Saying a reluctant goodbyePublished 12:12am Sunday, November 3, 2013
By Dennis Edwards
How does a pastor say goodbye after 26 years — after countless worship services, marriages, funerals, births and sermons? How does he or she answer a call to another field of ministry?
The Rev. Dr. Mark Croston Sr. is doing just that at East End Baptist Church. Last Sunday was his farewell sermon. He’s leaving one of Suffolk’s most historic and highly regarded pulpits to become the national director of black church partnerships with Lifeway Christian Resources, the Southern Baptist publishing arm in Nashville.
It is a major opportunity. Yet in the precincts of the most high God, even promotions require a soul-deep struggle. As I read his written resignation, I saw him wrestling with a private decision while being publicly obedient to the Lord’s work, and the answers to my questions took shape.
Life is at its best in struggle — the struggle to be born, to live and to die in right relationship with the crucified and risen Lord. We come to know God best in those struggles.
So what do you say when the Lord calls you away when you’re on the brink of a $5-million building program? What do you say when, as Mark readily admits, “I really don’t want to leave.”
You say “yes” and you get to that point “by any means necessary” — through prayer, argument, refusal, resignation and ultimately acceptance. As long as the wrestling takes place in the presence of the Lord, things are as they should be.
Will everyone understand? No. Is everyone supposed to understand? No. Since “obedience is better than sacrifice,” the most we can do is to celebrate what the Lord has allowed pastor and people to do together.
Caught up in the struggle, East End finds a way to rejoice in worship, to be thankful for what the Lord has done through his departing servant.
On Sunday they stood together in the presence of the Savior who is challenging them in an ongoing process of change. Accepting sprits rocked in gratitude.
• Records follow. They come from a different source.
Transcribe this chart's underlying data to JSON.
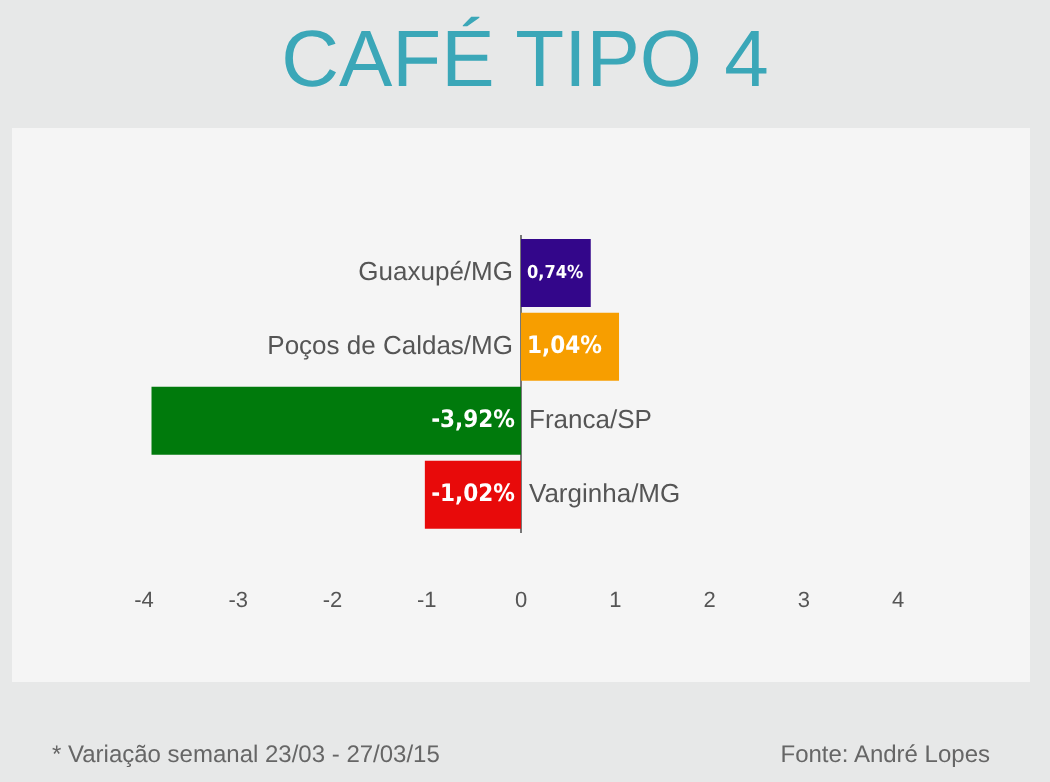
{
  "chart_data": {
    "type": "bar",
    "orientation": "horizontal",
    "title": "CAFÉ TIPO 4",
    "categories": [
      "Guaxupé/MG",
      "Poços de Caldas/MG",
      "Franca/SP",
      "Varginha/MG"
    ],
    "values": [
      0.74,
      1.04,
      -3.92,
      -1.02
    ],
    "colors": [
      "#33068a",
      "#f79e00",
      "#007a0c",
      "#e80a0a"
    ],
    "value_labels": [
      "0,74%",
      "1,04%",
      "-3,92%",
      "-1,02%"
    ],
    "xlim": [
      -5.4,
      5.4
    ],
    "xticks": [
      -4,
      -3,
      -2,
      -1,
      0,
      1,
      2,
      3,
      4
    ],
    "grid": false,
    "legend": false,
    "annotations": [
      "* Variação semanal 23/03 - 27/03/15",
      "Fonte: André Lopes"
    ]
  }
}
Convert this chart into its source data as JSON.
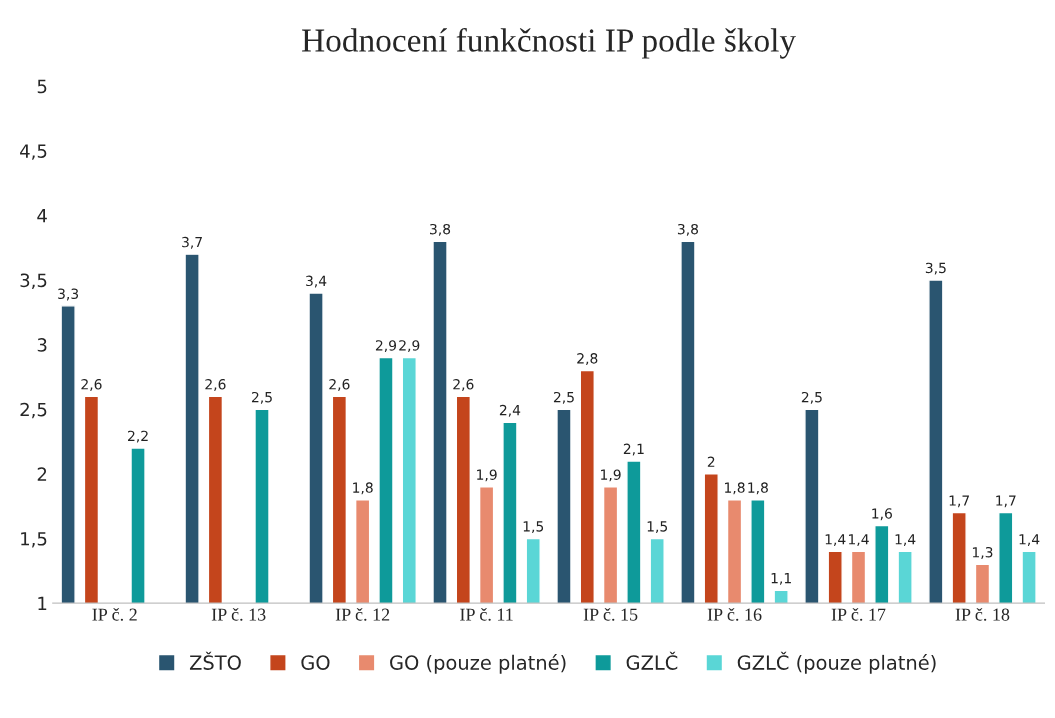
{
  "chart_data": {
    "type": "bar",
    "title": "Hodnocení funkčnosti IP podle školy",
    "categories": [
      "IP č. 2",
      "IP č. 13",
      "IP č. 12",
      "IP č. 11",
      "IP č. 15",
      "IP č. 16",
      "IP č. 17",
      "IP č. 18"
    ],
    "series": [
      {
        "name": "ZŠTO",
        "color": "#2a5570",
        "values": [
          3.3,
          3.7,
          3.4,
          3.8,
          2.5,
          3.8,
          2.5,
          3.5
        ],
        "value_labels": [
          "3,3",
          "3,7",
          "3,4",
          "3,8",
          "2,5",
          "3,8",
          "2,5",
          "3,5"
        ]
      },
      {
        "name": "GO",
        "color": "#c4451c",
        "values": [
          2.6,
          2.6,
          2.6,
          2.6,
          2.8,
          2,
          1.4,
          1.7
        ],
        "value_labels": [
          "2,6",
          "2,6",
          "2,6",
          "2,6",
          "2,8",
          "2",
          "1,4",
          "1,7"
        ]
      },
      {
        "name": "GO (pouze platné)",
        "color": "#e88a6e",
        "values": [
          null,
          null,
          1.8,
          1.9,
          1.9,
          1.8,
          1.4,
          1.3
        ],
        "value_labels": [
          null,
          null,
          "1,8",
          "1,9",
          "1,9",
          "1,8",
          "1,4",
          "1,3"
        ]
      },
      {
        "name": "GZLČ",
        "color": "#0e9a9a",
        "values": [
          2.2,
          2.5,
          2.9,
          2.4,
          2.1,
          1.8,
          1.6,
          1.7
        ],
        "value_labels": [
          "2,2",
          "2,5",
          "2,9",
          "2,4",
          "2,1",
          "1,8",
          "1,6",
          "1,7"
        ]
      },
      {
        "name": "GZLČ (pouze platné)",
        "color": "#5ad6d6",
        "values": [
          null,
          null,
          2.9,
          1.5,
          1.5,
          1.1,
          1.4,
          1.4
        ],
        "value_labels": [
          null,
          null,
          "2,9",
          "1,5",
          "1,5",
          "1,1",
          "1,4",
          "1,4"
        ]
      }
    ],
    "ylim": [
      1,
      5
    ],
    "yticks": [
      1,
      {
        "value": 1.5,
        "label": "1,5"
      },
      2,
      {
        "value": 2.5,
        "label": "2,5"
      },
      3,
      {
        "value": 3.5,
        "label": "3,5"
      },
      4,
      {
        "value": 4.5,
        "label": "4,5"
      },
      5
    ],
    "grid": false,
    "legend": "bottom"
  }
}
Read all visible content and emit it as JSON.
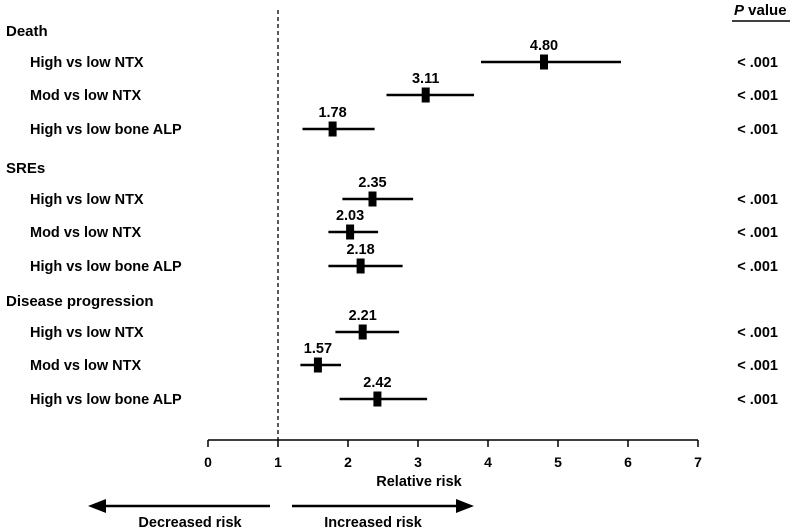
{
  "pvalue_header": {
    "prefix": "P",
    "suffix": " value"
  },
  "chart_data": {
    "type": "forest",
    "xlabel": "Relative risk",
    "xlim": [
      0,
      7
    ],
    "ticks": [
      0,
      1,
      2,
      3,
      4,
      5,
      6,
      7
    ],
    "reference_line": 1,
    "groups": [
      {
        "name": "Death",
        "rows": [
          {
            "label": "High vs low NTX",
            "estimate": 4.8,
            "estimate_label": "4.80",
            "ci": [
              3.9,
              5.9
            ],
            "p": "< .001"
          },
          {
            "label": "Mod vs low NTX",
            "estimate": 3.11,
            "estimate_label": "3.11",
            "ci": [
              2.55,
              3.8
            ],
            "p": "< .001"
          },
          {
            "label": "High vs low bone ALP",
            "estimate": 1.78,
            "estimate_label": "1.78",
            "ci": [
              1.35,
              2.38
            ],
            "p": "< .001"
          }
        ]
      },
      {
        "name": "SREs",
        "rows": [
          {
            "label": "High vs low NTX",
            "estimate": 2.35,
            "estimate_label": "2.35",
            "ci": [
              1.92,
              2.93
            ],
            "p": "< .001"
          },
          {
            "label": "Mod vs low NTX",
            "estimate": 2.03,
            "estimate_label": "2.03",
            "ci": [
              1.72,
              2.43
            ],
            "p": "< .001"
          },
          {
            "label": "High vs low bone ALP",
            "estimate": 2.18,
            "estimate_label": "2.18",
            "ci": [
              1.72,
              2.78
            ],
            "p": "< .001"
          }
        ]
      },
      {
        "name": "Disease progression",
        "rows": [
          {
            "label": "High vs low NTX",
            "estimate": 2.21,
            "estimate_label": "2.21",
            "ci": [
              1.82,
              2.73
            ],
            "p": "< .001"
          },
          {
            "label": "Mod vs low NTX",
            "estimate": 1.57,
            "estimate_label": "1.57",
            "ci": [
              1.32,
              1.9
            ],
            "p": "< .001"
          },
          {
            "label": "High vs low bone ALP",
            "estimate": 2.42,
            "estimate_label": "2.42",
            "ci": [
              1.88,
              3.13
            ],
            "p": "< .001"
          }
        ]
      }
    ],
    "direction_labels": {
      "left": "Decreased risk",
      "right": "Increased risk"
    }
  }
}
From pillar to post, smiling faces showed joy in sometimes-strained smiles, while embracing a determination to lean on the Lord.
Maybe this is the best way “to say goodbye to yesterday.” Or maybe, as Dr. Croston indicated, it’s a blueprint for saying “hasta luego,” until we meet again.
East End’s 11th pastor did what good church leaders do. He urged his congregation not to forget who they are and to whom they belong, to aim high in pursuit of holiness and deeper relationships and to step up their game in claiming lost souls for Christ.
He also had a gentle and playful admonishment for them: “Now don’t act a fool in my absence”.
It was hard for him to say goodbye. But I must admit I’ve never heard Mark sing that well before. I’ve also never seen or felt a congregation so thoroughly demonstrate the kind of love that won’t end with “goodbye.”